Prompt-Aware Scheduling for Efficient Text-to-Image Inferencing System
Shubham Agarwal, Saud Iqbal, Subrata Mitra
TL;DR
This work tackles the problem of efficiently serving text-to-image diffusion models under high load, where input prompts heavily influence image quality and model-switching overheads hurt latency. It introduces a prompt-aware scheduling system that runs the same diffusion model on all GPUs with ApproxC variants to trade latency and quality, supported by an optimization that allocates model instances across $K$ values and their load fractions to preserve quality. A micro-level prompt-to-$K$ mapping, a $K$ to $K'$ redirection strategy minimizing the quality degradation $\\mathcal{D}_Q$, and a route-and-batch query dispatcher together enable high throughput with low SLO violations. The architecture includes a Resource Controller with components like the Model Cache Assigner, Optimal-$K$ Predictor, and K-to-K' Route Planner, and evaluation demonstrates sustained quality above $90\%$ and SLO violations below $5\%$, outperforming baselines by up to 10\% in quality and 40\% in throughput, with up to 10x reductions in latency violations.
Abstract
Traditional ML models utilize controlled approximations during high loads, employing faster, but less accurate models in a process called accuracy scaling.
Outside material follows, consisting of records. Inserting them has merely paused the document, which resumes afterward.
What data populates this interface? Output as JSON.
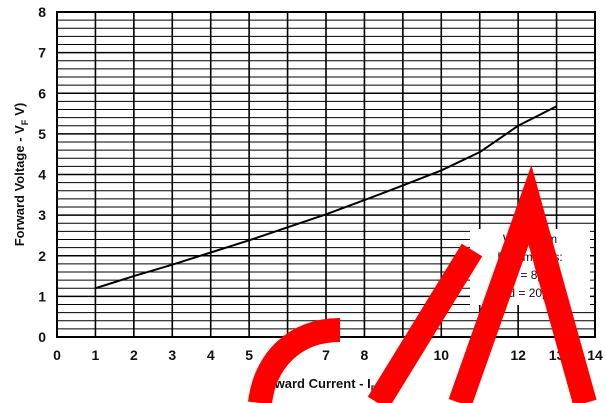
{
  "chart_data": {
    "type": "line",
    "xlabel": "Forward Current - I",
    "xlabel_sub": "F",
    "xlabel_unit": "(A)",
    "ylabel": "Forward Voltage - V",
    "ylabel_sub": "F",
    "ylabel_unit": "V)",
    "xlim": [
      0,
      14
    ],
    "ylim": [
      0,
      8
    ],
    "x_ticks": [
      "0",
      "1",
      "2",
      "3",
      "4",
      "5",
      "6",
      "7",
      "8",
      "9",
      "10",
      "11",
      "12",
      "13",
      "14"
    ],
    "y_ticks": [
      "0",
      "1",
      "2",
      "3",
      "4",
      "5",
      "6",
      "7",
      "8"
    ],
    "grid": true,
    "legend_position": "none",
    "series": [
      {
        "x": [
          1,
          2,
          3,
          4,
          5,
          6,
          7,
          8,
          9,
          10,
          11,
          12,
          13
        ],
        "y": [
          1.2,
          1.5,
          1.78,
          2.08,
          2.38,
          2.7,
          3.02,
          3.37,
          3.73,
          4.1,
          4.55,
          5.2,
          5.68
        ]
      }
    ],
    "annotation": {
      "lines": [
        "Waveform",
        "Parameters:",
        "tr = 8µs",
        "td = 20µs"
      ]
    },
    "colors": {
      "grid": "#000000",
      "line": "#000000",
      "background": "#ffffff",
      "overlay_mark": "#ff0000"
    }
  }
}
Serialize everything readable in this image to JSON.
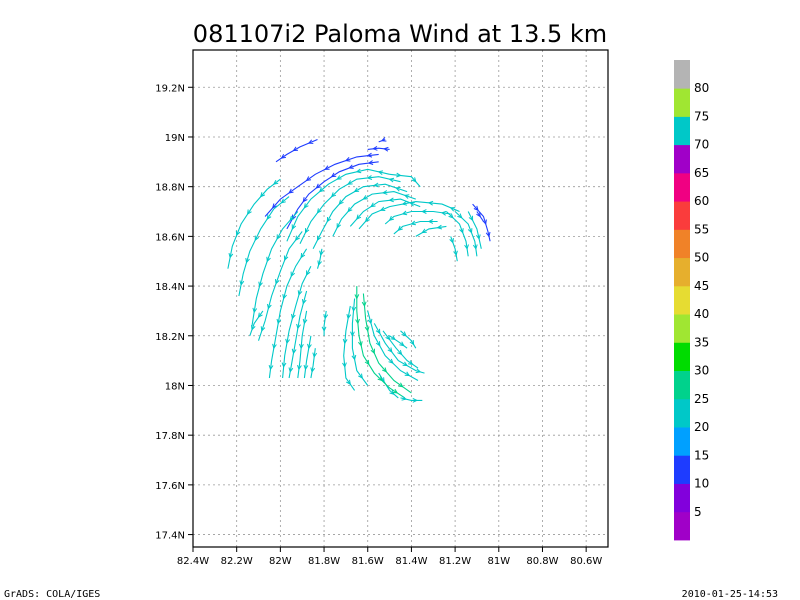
{
  "chart_data": {
    "type": "streamline",
    "title": "081107i2 Paloma Wind at 13.5 km",
    "xlabel": "",
    "ylabel": "",
    "xlim": [
      -82.4,
      -80.5
    ],
    "ylim": [
      17.35,
      19.35
    ],
    "x_ticks": [
      {
        "v": -82.4,
        "label": "82.4W"
      },
      {
        "v": -82.2,
        "label": "82.2W"
      },
      {
        "v": -82.0,
        "label": "82W"
      },
      {
        "v": -81.8,
        "label": "81.8W"
      },
      {
        "v": -81.6,
        "label": "81.6W"
      },
      {
        "v": -81.4,
        "label": "81.4W"
      },
      {
        "v": -81.2,
        "label": "81.2W"
      },
      {
        "v": -81.0,
        "label": "81W"
      },
      {
        "v": -80.8,
        "label": "80.8W"
      },
      {
        "v": -80.6,
        "label": "80.6W"
      }
    ],
    "y_ticks": [
      {
        "v": 17.4,
        "label": "17.4N"
      },
      {
        "v": 17.6,
        "label": "17.6N"
      },
      {
        "v": 17.8,
        "label": "17.8N"
      },
      {
        "v": 18.0,
        "label": "18N"
      },
      {
        "v": 18.2,
        "label": "18.2N"
      },
      {
        "v": 18.4,
        "label": "18.4N"
      },
      {
        "v": 18.6,
        "label": "18.6N"
      },
      {
        "v": 18.8,
        "label": "18.8N"
      },
      {
        "v": 19.0,
        "label": "19N"
      },
      {
        "v": 19.2,
        "label": "19.2N"
      }
    ],
    "grid": true,
    "colorbar": {
      "segments": [
        {
          "color": "#a000c8"
        },
        {
          "color": "#8200dc"
        },
        {
          "color": "#1e3cff"
        },
        {
          "color": "#00a0ff"
        },
        {
          "color": "#00c8c8"
        },
        {
          "color": "#00d28c"
        },
        {
          "color": "#00dc00"
        },
        {
          "color": "#a0e632"
        },
        {
          "color": "#e6dc32"
        },
        {
          "color": "#e6af2d"
        },
        {
          "color": "#f08228"
        },
        {
          "color": "#fa3c3c"
        },
        {
          "color": "#f00082"
        },
        {
          "color": "#a000c8"
        },
        {
          "color": "#00c8c8"
        },
        {
          "color": "#a0e632"
        },
        {
          "color": "#b4b4b4"
        }
      ],
      "labels": [
        "5",
        "10",
        "15",
        "20",
        "25",
        "30",
        "35",
        "40",
        "45",
        "50",
        "55",
        "60",
        "65",
        "70",
        "75",
        "80"
      ]
    },
    "streamlines": [
      {
        "color": "#1e3cff",
        "points": [
          [
            -81.83,
            18.99
          ],
          [
            -81.91,
            18.96
          ],
          [
            -81.97,
            18.93
          ],
          [
            -82.02,
            18.9
          ]
        ]
      },
      {
        "color": "#1e3cff",
        "points": [
          [
            -81.52,
            18.99
          ],
          [
            -81.55,
            18.98
          ]
        ]
      },
      {
        "color": "#1e3cff",
        "points": [
          [
            -81.5,
            18.95
          ],
          [
            -81.55,
            18.955
          ],
          [
            -81.6,
            18.95
          ]
        ]
      },
      {
        "color": "#1e3cff",
        "points": [
          [
            -81.55,
            18.93
          ],
          [
            -81.65,
            18.92
          ],
          [
            -81.75,
            18.89
          ],
          [
            -81.84,
            18.85
          ],
          [
            -81.92,
            18.8
          ],
          [
            -82.0,
            18.75
          ],
          [
            -82.07,
            18.68
          ]
        ]
      },
      {
        "color": "#1e3cff",
        "points": [
          [
            -81.55,
            18.9
          ],
          [
            -81.64,
            18.89
          ],
          [
            -81.73,
            18.86
          ],
          [
            -81.8,
            18.82
          ],
          [
            -81.87,
            18.77
          ],
          [
            -81.92,
            18.71
          ],
          [
            -81.97,
            18.63
          ]
        ]
      },
      {
        "color": "#1e3cff",
        "points": [
          [
            -81.1,
            18.7
          ],
          [
            -81.07,
            18.66
          ]
        ]
      },
      {
        "color": "#1e3cff",
        "points": [
          [
            -81.12,
            18.73
          ],
          [
            -81.07,
            18.68
          ],
          [
            -81.05,
            18.62
          ],
          [
            -81.04,
            18.58
          ]
        ]
      },
      {
        "color": "#00c8c8",
        "points": [
          [
            -81.5,
            18.85
          ],
          [
            -81.6,
            18.87
          ],
          [
            -81.7,
            18.85
          ],
          [
            -81.78,
            18.81
          ],
          [
            -81.86,
            18.75
          ],
          [
            -81.92,
            18.68
          ],
          [
            -81.97,
            18.58
          ]
        ]
      },
      {
        "color": "#00c8c8",
        "points": [
          [
            -81.45,
            18.82
          ],
          [
            -81.55,
            18.84
          ],
          [
            -81.65,
            18.83
          ],
          [
            -81.73,
            18.79
          ],
          [
            -81.8,
            18.73
          ],
          [
            -81.86,
            18.66
          ],
          [
            -81.91,
            18.57
          ]
        ]
      },
      {
        "color": "#00c8c8",
        "points": [
          [
            -81.42,
            18.78
          ],
          [
            -81.52,
            18.81
          ],
          [
            -81.62,
            18.8
          ],
          [
            -81.7,
            18.76
          ],
          [
            -81.76,
            18.7
          ],
          [
            -81.81,
            18.62
          ],
          [
            -81.85,
            18.55
          ]
        ]
      },
      {
        "color": "#00c8c8",
        "points": [
          [
            -81.38,
            18.75
          ],
          [
            -81.48,
            18.78
          ],
          [
            -81.58,
            18.77
          ],
          [
            -81.66,
            18.73
          ],
          [
            -81.72,
            18.67
          ],
          [
            -81.76,
            18.6
          ]
        ]
      },
      {
        "color": "#00c8c8",
        "points": [
          [
            -81.36,
            18.72
          ],
          [
            -81.45,
            18.75
          ],
          [
            -81.55,
            18.74
          ],
          [
            -81.62,
            18.7
          ],
          [
            -81.68,
            18.64
          ]
        ]
      },
      {
        "color": "#00c8c8",
        "points": [
          [
            -81.5,
            18.85
          ],
          [
            -81.4,
            18.84
          ],
          [
            -81.36,
            18.8
          ]
        ]
      },
      {
        "color": "#00c8c8",
        "points": [
          [
            -81.14,
            18.7
          ],
          [
            -81.1,
            18.63
          ],
          [
            -81.08,
            18.55
          ]
        ]
      },
      {
        "color": "#00c8c8",
        "points": [
          [
            -81.2,
            18.7
          ],
          [
            -81.14,
            18.65
          ],
          [
            -81.11,
            18.58
          ],
          [
            -81.1,
            18.52
          ]
        ]
      },
      {
        "color": "#00c8c8",
        "points": [
          [
            -81.24,
            18.7
          ],
          [
            -81.18,
            18.65
          ],
          [
            -81.15,
            18.58
          ],
          [
            -81.14,
            18.52
          ]
        ]
      },
      {
        "color": "#00c8c8",
        "points": [
          [
            -81.18,
            18.7
          ],
          [
            -81.26,
            18.73
          ],
          [
            -81.38,
            18.74
          ],
          [
            -81.5,
            18.72
          ],
          [
            -81.58,
            18.69
          ],
          [
            -81.64,
            18.63
          ]
        ]
      },
      {
        "color": "#00c8c8",
        "points": [
          [
            -81.22,
            18.69
          ],
          [
            -81.3,
            18.7
          ],
          [
            -81.4,
            18.7
          ],
          [
            -81.48,
            18.68
          ],
          [
            -81.52,
            18.65
          ]
        ]
      },
      {
        "color": "#00c8c8",
        "points": [
          [
            -81.28,
            18.66
          ],
          [
            -81.36,
            18.66
          ],
          [
            -81.44,
            18.64
          ],
          [
            -81.48,
            18.61
          ]
        ]
      },
      {
        "color": "#00c8c8",
        "points": [
          [
            -81.24,
            18.64
          ],
          [
            -81.32,
            18.63
          ],
          [
            -81.38,
            18.6
          ]
        ]
      },
      {
        "color": "#00c8c8",
        "points": [
          [
            -81.22,
            18.6
          ],
          [
            -81.2,
            18.55
          ],
          [
            -81.19,
            18.5
          ]
        ]
      },
      {
        "color": "#00c8c8",
        "points": [
          [
            -82.0,
            18.83
          ],
          [
            -82.06,
            18.79
          ],
          [
            -82.12,
            18.73
          ],
          [
            -82.18,
            18.65
          ],
          [
            -82.22,
            18.56
          ],
          [
            -82.24,
            18.47
          ]
        ]
      },
      {
        "color": "#00c8c8",
        "points": [
          [
            -81.96,
            18.76
          ],
          [
            -82.03,
            18.71
          ],
          [
            -82.09,
            18.63
          ],
          [
            -82.14,
            18.54
          ],
          [
            -82.17,
            18.45
          ],
          [
            -82.19,
            18.36
          ]
        ]
      },
      {
        "color": "#00c8c8",
        "points": [
          [
            -81.92,
            18.7
          ],
          [
            -81.99,
            18.63
          ],
          [
            -82.04,
            18.55
          ],
          [
            -82.08,
            18.45
          ],
          [
            -82.11,
            18.35
          ],
          [
            -82.13,
            18.24
          ]
        ]
      },
      {
        "color": "#00c8c8",
        "points": [
          [
            -81.9,
            18.62
          ],
          [
            -81.96,
            18.55
          ],
          [
            -82.0,
            18.46
          ],
          [
            -82.04,
            18.36
          ],
          [
            -82.07,
            18.26
          ],
          [
            -82.1,
            18.18
          ]
        ]
      },
      {
        "color": "#00c8c8",
        "points": [
          [
            -81.88,
            18.55
          ],
          [
            -81.93,
            18.48
          ],
          [
            -81.97,
            18.4
          ],
          [
            -82.0,
            18.3
          ],
          [
            -82.02,
            18.2
          ],
          [
            -82.04,
            18.1
          ],
          [
            -82.05,
            18.03
          ]
        ]
      },
      {
        "color": "#00c8c8",
        "points": [
          [
            -81.86,
            18.48
          ],
          [
            -81.9,
            18.41
          ],
          [
            -81.93,
            18.32
          ],
          [
            -81.96,
            18.22
          ],
          [
            -81.98,
            18.12
          ],
          [
            -81.99,
            18.03
          ]
        ]
      },
      {
        "color": "#00c8c8",
        "points": [
          [
            -81.88,
            18.38
          ],
          [
            -81.91,
            18.28
          ],
          [
            -81.93,
            18.18
          ],
          [
            -81.95,
            18.08
          ],
          [
            -81.96,
            18.03
          ]
        ]
      },
      {
        "color": "#00c8c8",
        "points": [
          [
            -81.88,
            18.3
          ],
          [
            -81.9,
            18.2
          ],
          [
            -81.91,
            18.1
          ],
          [
            -81.92,
            18.03
          ]
        ]
      },
      {
        "color": "#00c8c8",
        "points": [
          [
            -81.86,
            18.2
          ],
          [
            -81.88,
            18.1
          ],
          [
            -81.89,
            18.03
          ]
        ]
      },
      {
        "color": "#00c8c8",
        "points": [
          [
            -81.84,
            18.15
          ],
          [
            -81.85,
            18.08
          ],
          [
            -81.86,
            18.03
          ]
        ]
      },
      {
        "color": "#00c8c8",
        "points": [
          [
            -82.08,
            18.3
          ],
          [
            -82.12,
            18.25
          ],
          [
            -82.14,
            18.2
          ]
        ]
      },
      {
        "color": "#00c8c8",
        "points": [
          [
            -81.79,
            18.3
          ],
          [
            -81.8,
            18.24
          ],
          [
            -81.8,
            18.2
          ]
        ]
      },
      {
        "color": "#00c8c8",
        "points": [
          [
            -81.81,
            18.55
          ],
          [
            -81.82,
            18.5
          ],
          [
            -81.83,
            18.47
          ]
        ]
      },
      {
        "color": "#00c8c8",
        "points": [
          [
            -81.68,
            18.32
          ],
          [
            -81.7,
            18.22
          ],
          [
            -81.71,
            18.12
          ],
          [
            -81.7,
            18.03
          ],
          [
            -81.66,
            17.98
          ]
        ]
      },
      {
        "color": "#00c8c8",
        "points": [
          [
            -81.66,
            18.35
          ],
          [
            -81.67,
            18.25
          ],
          [
            -81.67,
            18.15
          ],
          [
            -81.65,
            18.06
          ],
          [
            -81.6,
            18.0
          ]
        ]
      },
      {
        "color": "#00c8c8",
        "points": [
          [
            -81.55,
            18.05
          ],
          [
            -81.5,
            17.98
          ],
          [
            -81.46,
            17.95
          ]
        ]
      },
      {
        "color": "#00d28c",
        "points": [
          [
            -81.65,
            18.4
          ],
          [
            -81.65,
            18.3
          ],
          [
            -81.64,
            18.2
          ],
          [
            -81.62,
            18.12
          ],
          [
            -81.57,
            18.05
          ],
          [
            -81.5,
            17.99
          ],
          [
            -81.43,
            17.95
          ]
        ]
      },
      {
        "color": "#00d28c",
        "points": [
          [
            -81.62,
            18.37
          ],
          [
            -81.61,
            18.27
          ],
          [
            -81.59,
            18.17
          ],
          [
            -81.55,
            18.09
          ],
          [
            -81.48,
            18.02
          ],
          [
            -81.4,
            17.97
          ]
        ]
      },
      {
        "color": "#00c8c8",
        "points": [
          [
            -81.6,
            18.3
          ],
          [
            -81.57,
            18.2
          ],
          [
            -81.52,
            18.12
          ],
          [
            -81.45,
            18.06
          ],
          [
            -81.37,
            18.02
          ]
        ]
      },
      {
        "color": "#00c8c8",
        "points": [
          [
            -81.57,
            18.25
          ],
          [
            -81.52,
            18.17
          ],
          [
            -81.46,
            18.1
          ],
          [
            -81.38,
            18.06
          ],
          [
            -81.34,
            18.05
          ]
        ]
      },
      {
        "color": "#00c8c8",
        "points": [
          [
            -81.53,
            18.22
          ],
          [
            -81.47,
            18.15
          ],
          [
            -81.42,
            18.1
          ],
          [
            -81.37,
            18.07
          ]
        ]
      },
      {
        "color": "#00c8c8",
        "points": [
          [
            -81.5,
            18.2
          ],
          [
            -81.45,
            18.17
          ],
          [
            -81.42,
            18.15
          ]
        ]
      },
      {
        "color": "#00c8c8",
        "points": [
          [
            -81.45,
            18.22
          ],
          [
            -81.4,
            18.18
          ],
          [
            -81.38,
            18.15
          ]
        ]
      },
      {
        "color": "#00c8c8",
        "points": [
          [
            -81.45,
            17.95
          ],
          [
            -81.4,
            17.94
          ],
          [
            -81.35,
            17.94
          ]
        ]
      }
    ]
  },
  "footer": {
    "left": "GrADS: COLA/IGES",
    "right": "2010-01-25-14:53"
  }
}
However, this method is less effective for generative text-to-image models due to their sensitivity to input prompts and performance degradation caused by large model loading overheads. This work introduces a novel text-to-image inference system that optimally matches prompts across multiple instances of the same model operating at various approximation levels to deliver high-quality images under high loads and fixed budgets.